The ELR event has been two years in the planning and will bring together at least ten working examples from all over the country. An intensive timetable will be in operation over the three days, each with a different twist, and the locos working over the full length of the line.
On the Friday night, No. D9537 ’Eric’, one of two ‘Teddy Bears’ resident on the ELR, will be making its return to service following restoration. It will haul a train for the first time in more than two decades when it works a pie-and-pea supper special. Limited edition bottled beer is being produced specially for this train.
Saturday night should see all ten locos working the ‘Bear-Ex’, with both cask and bottled ales on board. The 14s will all head the train from Bury to Ramsbottom, then top-and-tail with five each end for the rest of the journey.
The station footbridge at Bury Bolton Street will host a timeline display of the class along with a number of models of all gauges and scales. Dominating this will be a superb 7¼in gauge model of No. D9522, which was awarded ‘best in show’ at the 2011 national model engineering exhibition at Harrogate.
Hattons Model Railways will have a unique model of No.
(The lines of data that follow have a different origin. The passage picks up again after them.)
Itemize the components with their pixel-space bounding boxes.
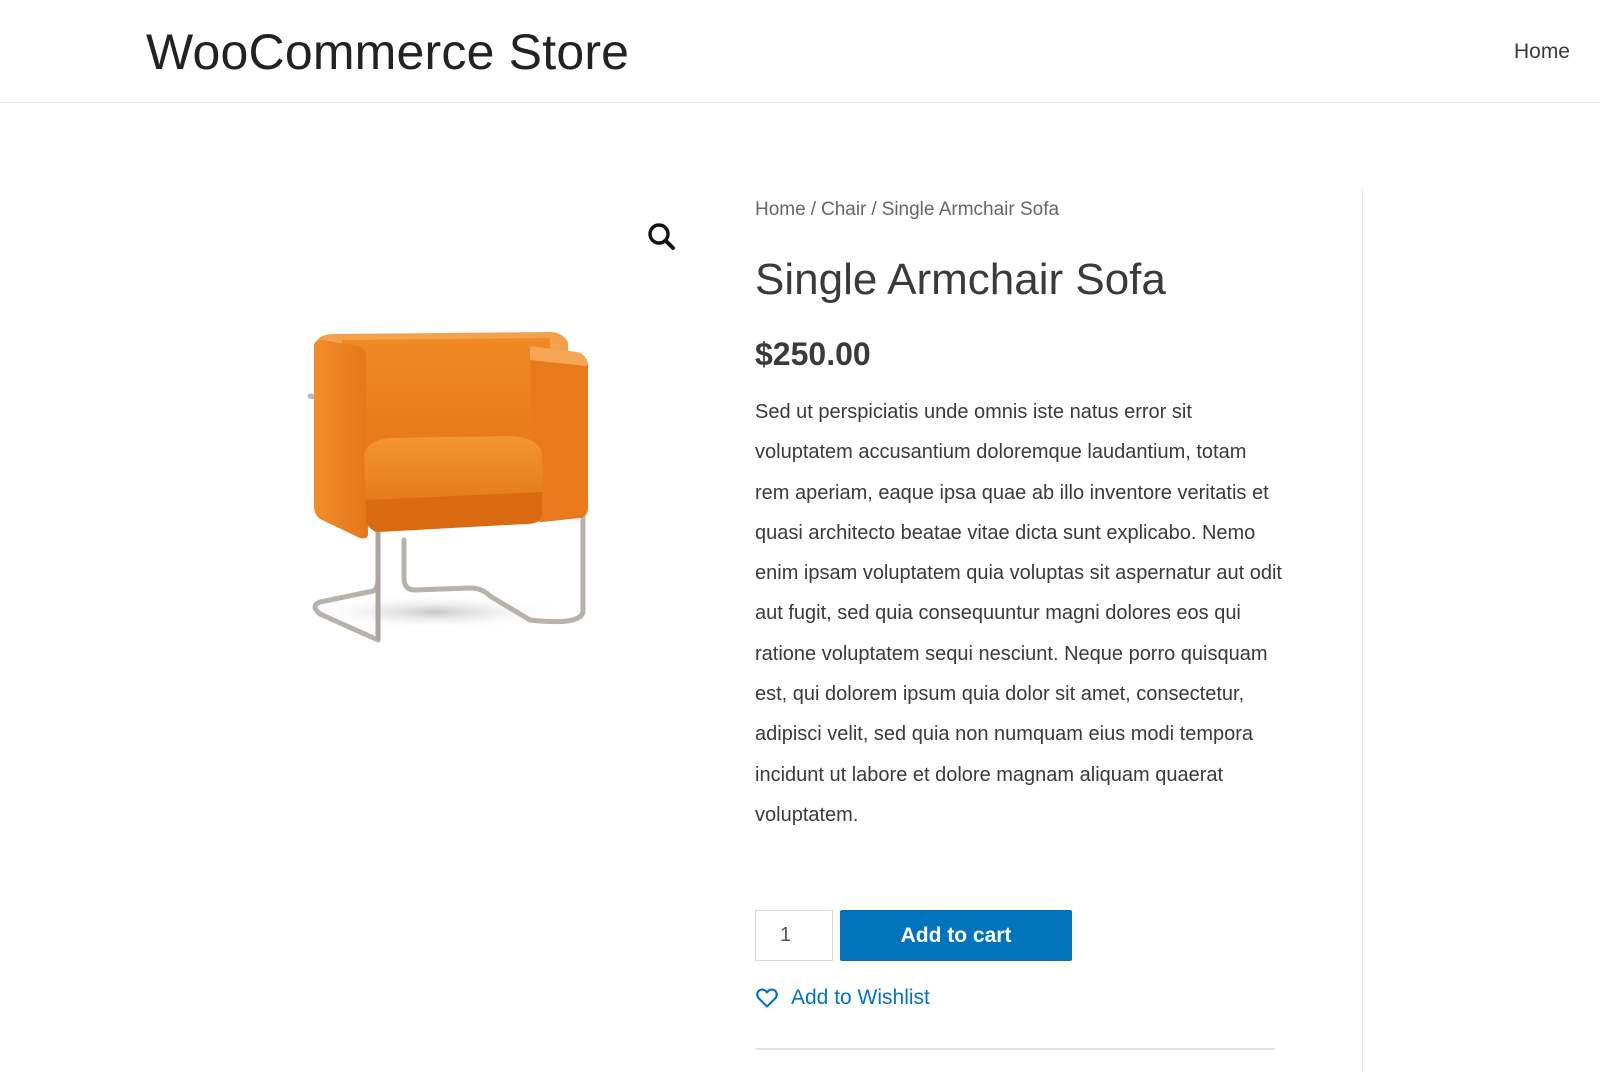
product-gallery: [200, 200, 700, 720]
breadcrumb-home[interactable]: Home: [755, 199, 806, 220]
section-divider: [755, 1048, 1275, 1050]
product-description: Sed ut perspiciatis unde omnis iste natu…: [755, 401, 1282, 826]
product-price: $250.00: [755, 336, 871, 372]
add-to-wishlist-link[interactable]: Add to Wishlist: [755, 986, 930, 1010]
breadcrumb-current: Single Armchair Sofa: [881, 199, 1060, 220]
main-navigation: Home: [1514, 38, 1570, 66]
wishlist-label: Add to Wishlist: [791, 986, 930, 1009]
breadcrumb: Home / Chair / Single Armchair Sofa: [755, 190, 1295, 230]
nav-item-home[interactable]: Home: [1514, 40, 1570, 63]
breadcrumb-separator: /: [871, 199, 877, 220]
orange-armchair-image[interactable]: [250, 320, 600, 660]
content-divider: [1362, 190, 1363, 1072]
add-to-cart-button[interactable]: Add to cart: [840, 910, 1072, 961]
breadcrumb-chair[interactable]: Chair: [821, 199, 866, 220]
site-header: WooCommerce Store Home: [0, 0, 1600, 103]
quantity-input[interactable]: [755, 910, 833, 961]
heart-icon: [755, 986, 779, 1010]
product-title: Single Armchair Sofa: [755, 255, 1166, 304]
product-summary: Home / Chair / Single Armchair Sofa Single A…: [755, 190, 1295, 1050]
breadcrumb-separator: /: [810, 199, 816, 220]
site-title[interactable]: WooCommerce Store: [146, 22, 629, 82]
search-icon[interactable]: [645, 220, 679, 254]
add-to-cart-form: Add to cart: [755, 910, 1295, 962]
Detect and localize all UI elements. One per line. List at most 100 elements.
D9537 present, for which a free draw ticket will be included in every copy of the event booklet. This to be drawn at 2pm on Sunday at Bury.
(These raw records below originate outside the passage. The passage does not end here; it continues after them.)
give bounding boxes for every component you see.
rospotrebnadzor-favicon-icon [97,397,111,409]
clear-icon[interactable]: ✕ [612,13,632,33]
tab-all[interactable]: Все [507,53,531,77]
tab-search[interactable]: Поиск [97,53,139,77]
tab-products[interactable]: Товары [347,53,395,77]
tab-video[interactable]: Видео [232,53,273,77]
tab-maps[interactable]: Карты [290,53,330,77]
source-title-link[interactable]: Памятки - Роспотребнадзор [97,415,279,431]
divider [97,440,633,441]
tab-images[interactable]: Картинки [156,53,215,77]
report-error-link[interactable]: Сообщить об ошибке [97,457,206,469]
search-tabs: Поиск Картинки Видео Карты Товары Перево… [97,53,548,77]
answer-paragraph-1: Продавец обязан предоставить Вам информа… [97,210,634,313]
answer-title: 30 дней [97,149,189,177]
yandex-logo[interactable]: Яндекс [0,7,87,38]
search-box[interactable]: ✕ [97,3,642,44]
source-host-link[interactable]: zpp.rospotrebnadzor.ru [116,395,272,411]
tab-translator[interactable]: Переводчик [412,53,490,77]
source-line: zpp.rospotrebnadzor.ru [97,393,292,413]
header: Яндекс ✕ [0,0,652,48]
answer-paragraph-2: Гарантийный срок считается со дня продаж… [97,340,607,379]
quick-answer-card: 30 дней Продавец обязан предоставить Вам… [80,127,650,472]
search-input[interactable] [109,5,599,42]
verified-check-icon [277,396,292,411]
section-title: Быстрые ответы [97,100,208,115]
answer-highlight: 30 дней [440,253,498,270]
In addition to the ales, a special T-shirt and a booklet detailing the Class 14 story including a guide to the event will be available. These can be pre-ordered with rover tickets.
Various rover tickets are available, for example 1-day £23.00 (pre-booked £20); concession £20.50 (£18.00), child £15 (£13) and family £60 (£55). The standard 3-day ticket is £55 (£50).
No-one seems quite sure how the universally used nickname ‘Teddy Bear’ came into being. Some say they were at first referred to as ‘Yogi Bears’ after the popular TV cartoon character of the time. This was possibly because of the similarity of the drooping cab windows when viewed from the front, compared to the eyes of the then-famous bear. Others say someone at Swindon thought the works had really declined from when they built the magnificent 4-6-2 steam loco The Great Bear, to now churning out ‘Teddy Bears’…
The East Lancashire Railway is easily accessible by all forms of transport. Bury Interchange is a five-minute walk away from Bury Bolton Street station and Metrolink trams operate at regular intervals directly from Manchester city centre.
Other stations on the line, which is more than 12 miles long, are at Heywood, Ramsbottom and Rawtenstall.